Chile was never whole-hearted in its acceptance of laissez-faire policies and had parted reluctantly in the first place with industries regarded as "strategic" by influential generals. Even when the Chicago boys were at their height, the state owned 19 of the largest companies in Chile, including the copper mines, which accounted for more than 40 percent of exports in 1980, the last boom year.

The signs in Chile are that free markets and dictators are not a match made in heaven. What was always an uncomfortable marriage is breaking up. The dictatorship is surviving, so far. The free-market program is not.

The conflict between dictatorship and free enterprise may have meant from the start that Chile's economic program could not endure because of its political context. A free-market system rests on the premise that Big Brother is not needed to manage the economy. But the centralized power of dictatorship provides constant temptation for Big Brother to tinker with business. Put together, the two systems add up to a schizophrenic and unstable national lifestyle.

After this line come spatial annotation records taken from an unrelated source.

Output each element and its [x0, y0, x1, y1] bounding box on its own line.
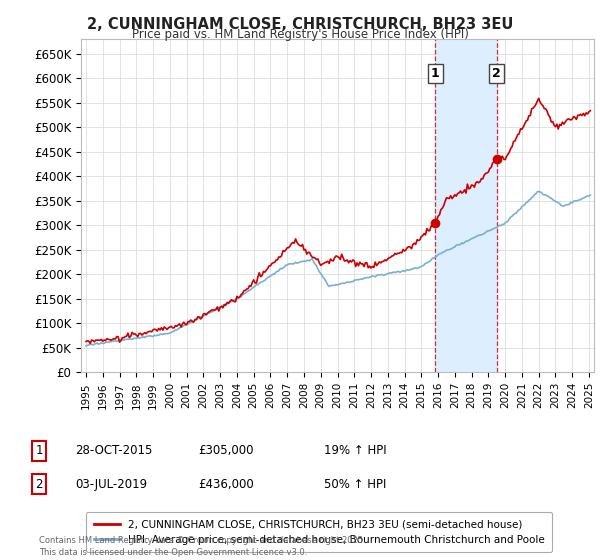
Text: 2, CUNNINGHAM CLOSE, CHRISTCHURCH, BH23 3EU: 2, CUNNINGHAM CLOSE, CHRISTCHURCH, BH23 …	[87, 17, 513, 32]
Text: Contains HM Land Registry data © Crown copyright and database right 2025.
This d: Contains HM Land Registry data © Crown c…	[39, 536, 365, 557]
Text: 19% ↑ HPI: 19% ↑ HPI	[324, 444, 386, 458]
Text: £436,000: £436,000	[198, 478, 254, 491]
Text: 1: 1	[35, 444, 43, 458]
Text: 28-OCT-2015: 28-OCT-2015	[75, 444, 152, 458]
Legend: 2, CUNNINGHAM CLOSE, CHRISTCHURCH, BH23 3EU (semi-detached house), HPI: Average : 2, CUNNINGHAM CLOSE, CHRISTCHURCH, BH23 …	[86, 512, 552, 552]
Text: 2: 2	[493, 67, 501, 80]
Text: 1: 1	[431, 67, 440, 80]
Text: 03-JUL-2019: 03-JUL-2019	[75, 478, 147, 491]
Text: 50% ↑ HPI: 50% ↑ HPI	[324, 478, 386, 491]
Text: 2: 2	[35, 478, 43, 491]
Bar	[435, 39, 497, 372]
Text: Price paid vs. HM Land Registry's House Price Index (HPI): Price paid vs. HM Land Registry's House …	[131, 28, 469, 41]
Text: £305,000: £305,000	[198, 444, 254, 458]
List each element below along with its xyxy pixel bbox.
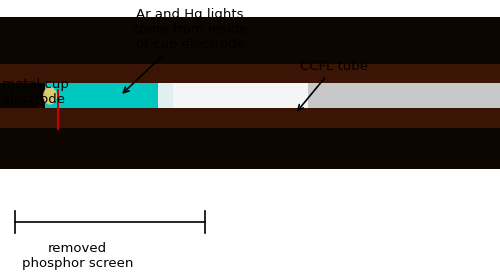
Text: metal cup
electrode: metal cup electrode — [2, 78, 70, 106]
Text: Ar and Hg lights
come from inside
of cup electrode: Ar and Hg lights come from inside of cup… — [124, 8, 248, 93]
Text: CCFL tube: CCFL tube — [298, 60, 368, 110]
Bar — [308, 83, 500, 108]
Bar — [0, 17, 500, 170]
Bar — [0, 108, 500, 128]
Bar — [158, 83, 172, 108]
Bar — [172, 83, 308, 108]
Bar — [0, 128, 500, 170]
Bar — [0, 64, 500, 83]
Bar — [45, 83, 162, 108]
Text: removed
phosphor screen: removed phosphor screen — [22, 242, 133, 270]
Ellipse shape — [43, 87, 57, 105]
Bar — [0, 83, 45, 108]
Bar — [0, 17, 500, 64]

It may still be too early to draw conclusions about the viability of a free market in Chile. The program was established only a few years ago and was imposed without democratic consent on people who had not known such a degree of economic freedom since before the depression of the 1930s. Chileans had to learn rapidly a new way of doing business, without the state as a third party to most transactions. And Chileans did respond swiftly to profit incentives. They developed new export industries such as fruit, lumber, and light manufacturing, and unemployment was decreasing until 1981, as the private sector absorbed workers formerly on the state payroll.

If the free-market policies are not changed beyond recognition, the Chilean economy could still come back strong. The question in Chile is not whether those policies strengthen the economy. It is whether a free market can survive the vagaries of dictatorship.

Claudia Rosett is the author of a previous investigative piece in REASON, "Chile's Economic Revolution," April 1982. She is coauthoring a book with Daniel Gressel on Chile's free-market program, sponsored by the Manhattan Institute for Policy Research.